AMARILLO, Texas Even arid Texas towns get snow in the summer. Really.
Well, snowballs, snoballs and snow cones.
Whatever you call it, Amarillo, for instance, has almost 40 vendors which testifies to the popularity of the summer syrup-over-chipped-ice confections.
"Amarillo is a little hot spot for snowballs. You've got a lot of snowballs up there," said Bubby Wendling, chief executive officer of Southern Snow Mfg. Inc., a supplier of equipment and ingredients.
"I consider that sort of a little stronghold. I think I sell more stuff there than I do in Dallas or Houston."
In the old snow cone machines, ice cubes are crushed, yielding ice pellets. The syrup goes right to the bottom, Wendling said.
"For years, we've been trying to separate the snowball from the snow cone," he said. "What makes a snowball is shaved ice.
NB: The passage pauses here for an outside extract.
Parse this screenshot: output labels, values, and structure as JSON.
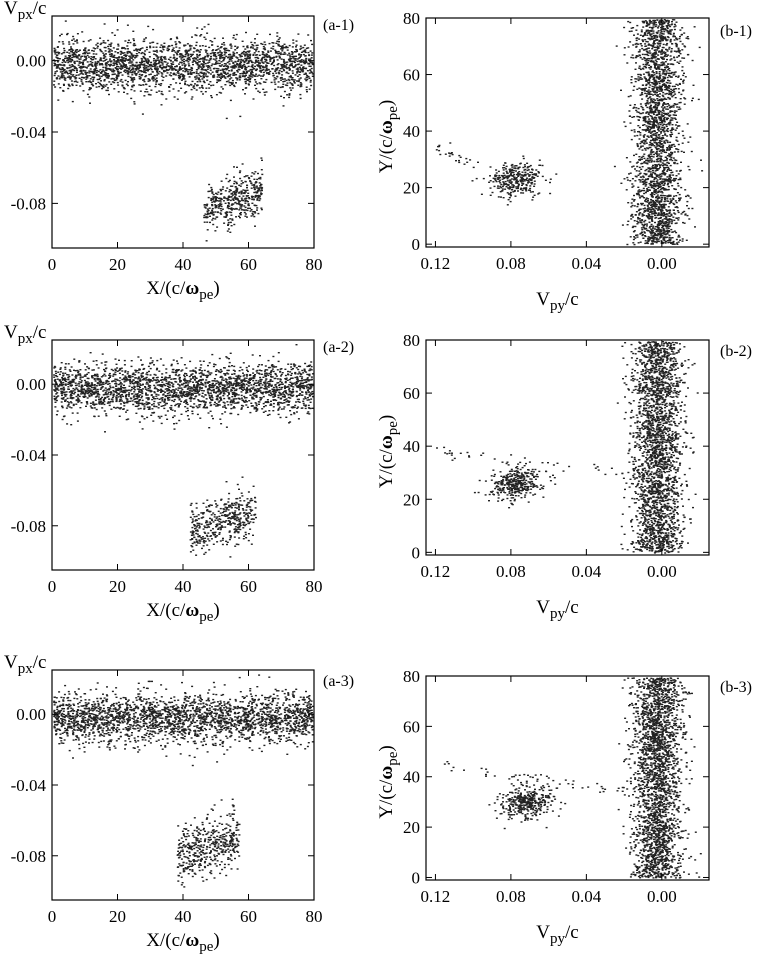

It can be just like snow."
That's done by holding a block of ice firmly and shaving the ice. With machines, the difference is using powered blades to shave the block but the distinction is still the cubes, he said.
The fluffy ice "captures the syrup" at the top, he said.
The investment in the business from Southern Snow can vary, from a $2,200 package for equipment and supplies, but no site, to $13,000 trailer ready to go, he said.
Bruce Dodson, whose stand offers a New Orleans-type snow ball, said he got into the business for about $5,000, including $1,900 for the machine, he said.
He also said he thickens the syrup, adding real cream and an additional 10 pounds of sugar to the recipe.
"The trick is the temperature you shave it at," Dodson said. "Sharp blades make all the difference in the world."
His machine uses block ice at about 10 to 15 degrees, the temperature Wendling said is optimal for fluffy ice.
Bobby Tunnel, who runs Sugar Shack stands, said he uses the Southern Snow machines and the Southern Snow syrup products. He likes the shaved ice and a fluffy product.
"I like the ice to shave off more snowy, but I want the snow that packs," he said.
None of the snowball business owners would say how profitable their businesses are. Wendling said he has heard ranges of $150 to $800 per day.
"There's not nearly as much money made in the snowball business as people think," Dodson said.